The right for reproductive healthcare, including contraceptives and abortions, is a political issue for conservatives who are strategising how to win over voters – a majority of which agree that Americans have a right to access it.
Despite the ban on abortions having real-life health consequences for millions in the US, and a potential ban on contraceptives sparking fears of similar outcomes, conservative political consultant Kellyanne Conway is advising Republicans to get friendlier with contraceptives all while she mocks abortions.
In December, Ms Conway held a meeting with GOP members and staff in Congress as well as campaigns to advise them to advocate for birth control in order to ease voters’ fears about limiting access to contraception, according to Politico.
Ms Conway said the strategy would undermine Democrats’ narrative that Republicans are attacking women’s health choices, Fox News reported.
It arrives after polling conducted by Independent Women’s Voices and KA Consulting shows that eight in 10 pro-life people agreed that access to contraception was more important than ever.
But within the same month, Ms Conway mocked abortions by characterising Democrats as people who “wake up every morning and they look at the calendar on the iPhone and it says January 6, 2021… and then they get into an electric vehicle and go get an abortion.”
The conflicting rhetoric around reproductive healthcare shows how Republicans are separating the issues of abortion and contraceptives in an attempt to secure support from voters concerned about their future access to birth control.
Ms Conway told Fox News, "When [Democrats] say, ‘We’re for women, and we’re for women’s health,’ what they really mean is abortion. It’s all a euphemism for abortion.”
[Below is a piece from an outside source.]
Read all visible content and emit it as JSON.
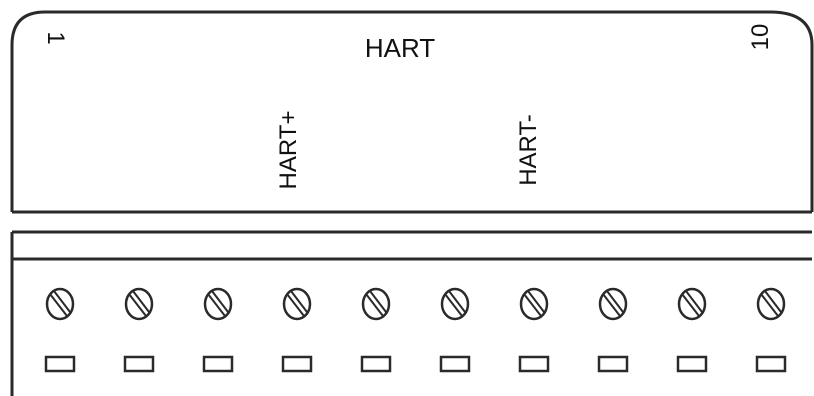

But others disagree, believing the two issues to be closely intertwined.
A spokesperson for the Democratic Congressional Campaign Committee told The Daily Beast that no “fancy marketing will change this fundamental truth: House Republicans have consistently pushed legislation to crack down on both abortion and contraception access in their assault on women’s reproductive freedoms.”
Senate Republicans blocked a bill last year that would have codified the right to contraceptives, Speaker of the House Mike Johnson has a history of trying to block access to birth control and House Republicans introduced appropriations to a spending bill that would cut funding to Title X – a family planning program that provides subsidised contraception access to low-income people.